I'm doing a multivariate logistic regression where all my independent variables are categorical and binary. I have transformed all my categorical variables into dummies in order to have reference groups and interpret my odds-ratios. However, I would like to check if there are eventually multicollinearity issues.

I plan to calculate Spearman correlation between my independent variables and calculate VIF too. Nevertheless, I have several questions: Is Vif appropriate in this case? Do I have to calculate VIF and Spearman correlation on my categorical variables or their associated dummies?

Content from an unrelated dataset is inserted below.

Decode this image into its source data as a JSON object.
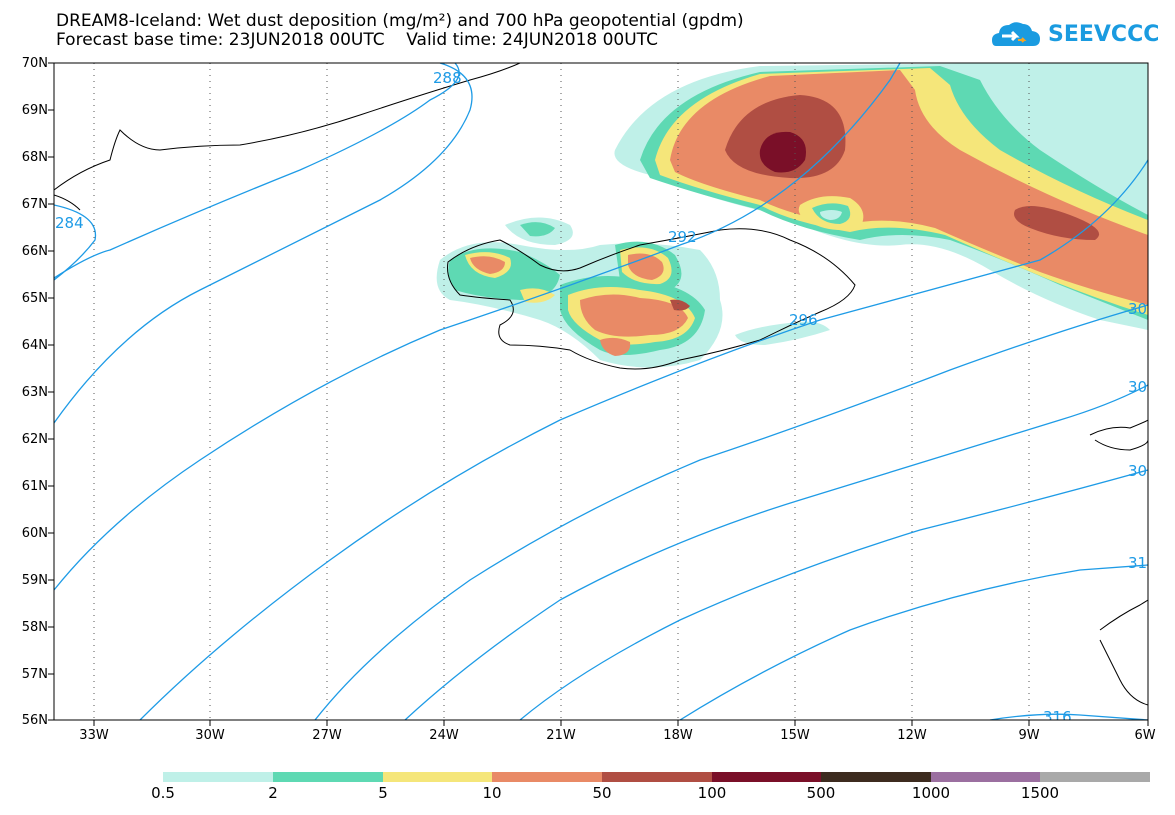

I have tested other ways to detect multicollinearity (I check if the coefficients vary a lot if I increase my sample size or drop or add variables) and I'm pretty sure there is not a collinearity issue but I would like to have a "quantitative" proof.

Best Answer

Daryl Pregibon has written a key paper on LR diagnostics. It looks like it's only available from the publisher:

Daryl Pregibon. Logistic regression diagnostics. The Annals of Statistics, volume 9, pages 705–724, 1981

That said and from a practitioner's point of view, I would be comfortable using the metrics that have been developed for OLS regression such as the VIF or the eigenvalue-based collinearity index. The best source for this class of diagnostics is Belsey, Kuh and Welsch's book Regression Diagnostics: Identifying Influential Data and Sources of Collinearity:

http://www.amazon.com/Regression-Diagnostics-Identifying-Influential-Collinearity/dp/0471691178/ref=sr_1_sc_1?ie=UTF8&qid=1457527579&sr=8-1-spell&keywords=regression+diagnositcs+belsey

Of course, stringent purists or a PhD dissertation committee would likely object to leveraging these readily available and easily implemented methods but they stand as useful proxies for the real thing.